Au fond, la pornographie tend depuis toujours à devenir un art populaire, en formant avec la censure un "couple infernal" : chaque élément ayant besoin de l'autre pour exister. L'interdit joue le rôle de stimulant pour l'imagination ; l'obscénité est l'art de la suggestion poussé au dernier degré. Mais l'avant-garde a pour fonction de créer une brèche dans les conventions en provoquant une expérience d'éveil, et l'activisme est plutôt une attitude mentale qu'un passage à l'acte.

L'image montrée du doigt

A la figure habituelle de l'artiste, on rapportait les maîtres mots de naïveté ou de création ; l'art de Philippe Meste se veut lucide et destructeur. La raison en est que le champ culturel s'est superposé au paysage naturel, en saturant tout l'espace disponible ; on ne peut plus sortir dans la rue ni rester chez soi sans tomber sur une image. Et il y a un malin plaisir chez l'artiste expérimental (comme chez le philosophe pratique) à dénoncer le côté factice des représentations. Or, la meilleure façon de démolir un symbole est de montrer son support matériel. Ici la photographie publicitaire est ramenée au statut de papier coloré, aussi bien par les encrages que par les fluides corporels ; et l'agrandissement au format "poster" des vidéos pornos nous révèle une trame numérique, la présence d'un écran et parfois le bord du moniteur.
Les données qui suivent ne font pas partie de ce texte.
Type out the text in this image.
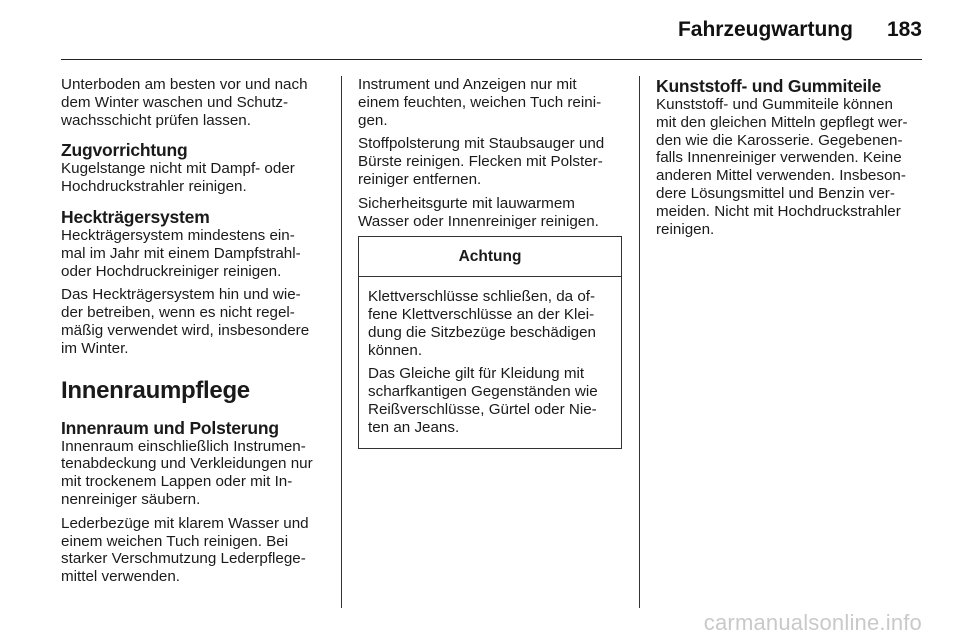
Fahrzeugwartung 183

Unterboden am besten vor und nach
dem Winter waschen und Schutz-
wachsschicht prüfen lassen.

Zugvorrichtung

Kugelstange nicht mit Dampf- oder
Hochdruckstrahler reinigen.

Heckträgersystem

Heckträgersystem mindestens ein-
mal im Jahr mit einem Dampfstrahl-
oder Hochdruckreiniger reinigen.

Das Heckträgersystem hin und wie-
der betreiben, wenn es nicht regel-
mäßig verwendet wird, insbesondere
im Winter.

Innenraumpflege
Innenraum und Polsterung

Innenraum einschließlich Instrumen-
tenabdeckung und Verkleidungen nur
mit trockenem Lappen oder mit In-
nenreiniger säubern.

Lederbezüge mit klarem Wasser und
einem weichen Tuch reinigen. Bei
starker Verschmutzung Lederpflege-
mittel verwenden.

Instrument und Anzeigen nur mit
einem feuchten, weichen Tuch reini-
gen.

Stoffpolsterung mit Staubsauger und
Bürste reinigen. Flecken mit Polster-
reiniger entfernen.

Sicherheitsgurte mit lauwarmem
Wasser oder Innenreiniger reinigen.

Achtung

Klettverschlüsse schließen, da of-
fene Klettverschlüsse an der Klei-
dung die Sitzbezüge beschädigen
können.

Das Gleiche gilt für Kleidung mit
scharfkantigen Gegenständen wie
Reißverschlüsse, Gürtel oder Nie-
ten an Jeans.

Kunststoff- und Gummiteile

Kunststoff- und Gummiteile können
mit den gleichen Mitteln gepflegt wer-
den wie die Karosserie. Gegebenen-
falls Innenreiniger verwenden. Keine
anderen Mittel verwenden. Insbeson-
dere Lösungsmittel und Benzin ver-
meiden. Nicht mit Hochdruckstrahler
reinigen.

carmanualsonline.info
La matière première du plasticien est effectivement le support même de l'image ; les médias sont à la fois son sujet et son moyen d'expression. L'"oeuvre" emprunte sa substance au décor ambiant, et l'exposition remplit la fonction théâtrale de mise en abîme supplémentaire. Dans ce dispositif, mode et pornographie sont mises sur le même plan ; autrement dit : que l'image commerciale soit au service de la fascination ou de la masturbation, c'est toujours pour canaliser discrètement les pulsions sexuelles du spectateur, et assurer le maintien de l'ordre public.

Entre l'art et l'action

Certains s'activent à démonter la machine médiatique, pour alerter ceux qui prétendent la maîtriser. Mais peut-on encore parler d'art au sujet d'une pratique dénuée de toute virtuosité, et qui refuse de croire aux illusions ? Quelle est la portée réelle d'un geste qui fait semblant de s'attaquer aux idoles de la société, ou d'élever au rang de fétiche sexuel des images vidéo sorties de leur environnement habituel ? La provocation ne dure qu'un temps, avant l'oubli – ou le ridicule. On sent la difficulté d'une position dépassée par la "mort de l'art" (décrétée par les situationnistes) et qui s'agite encore avec les soubresauts du cadavre. Le tombeau de l'activiste est la mise en boîte dans une galerie, même s'il fait des trous dans les murs avec son Robogun.

Les combats véritables se jouent plutôt à l'extérieur, dans l'action politique ou par l'expression dans la rue (Philippe Meste s'est déjà illustré dans ce domaine). Ou alors, de l'intérieur, avec les moyens de l'art : par la production d'un objet singulier qui, à lui seul, fait contrepoids au cynisme et à la misère de l'imagination. Mais il est peut-être plus risqué de revendiquer une valeur esthétique aujourd'hui… que de tirer au lance-roquettes sur les biens de consommation.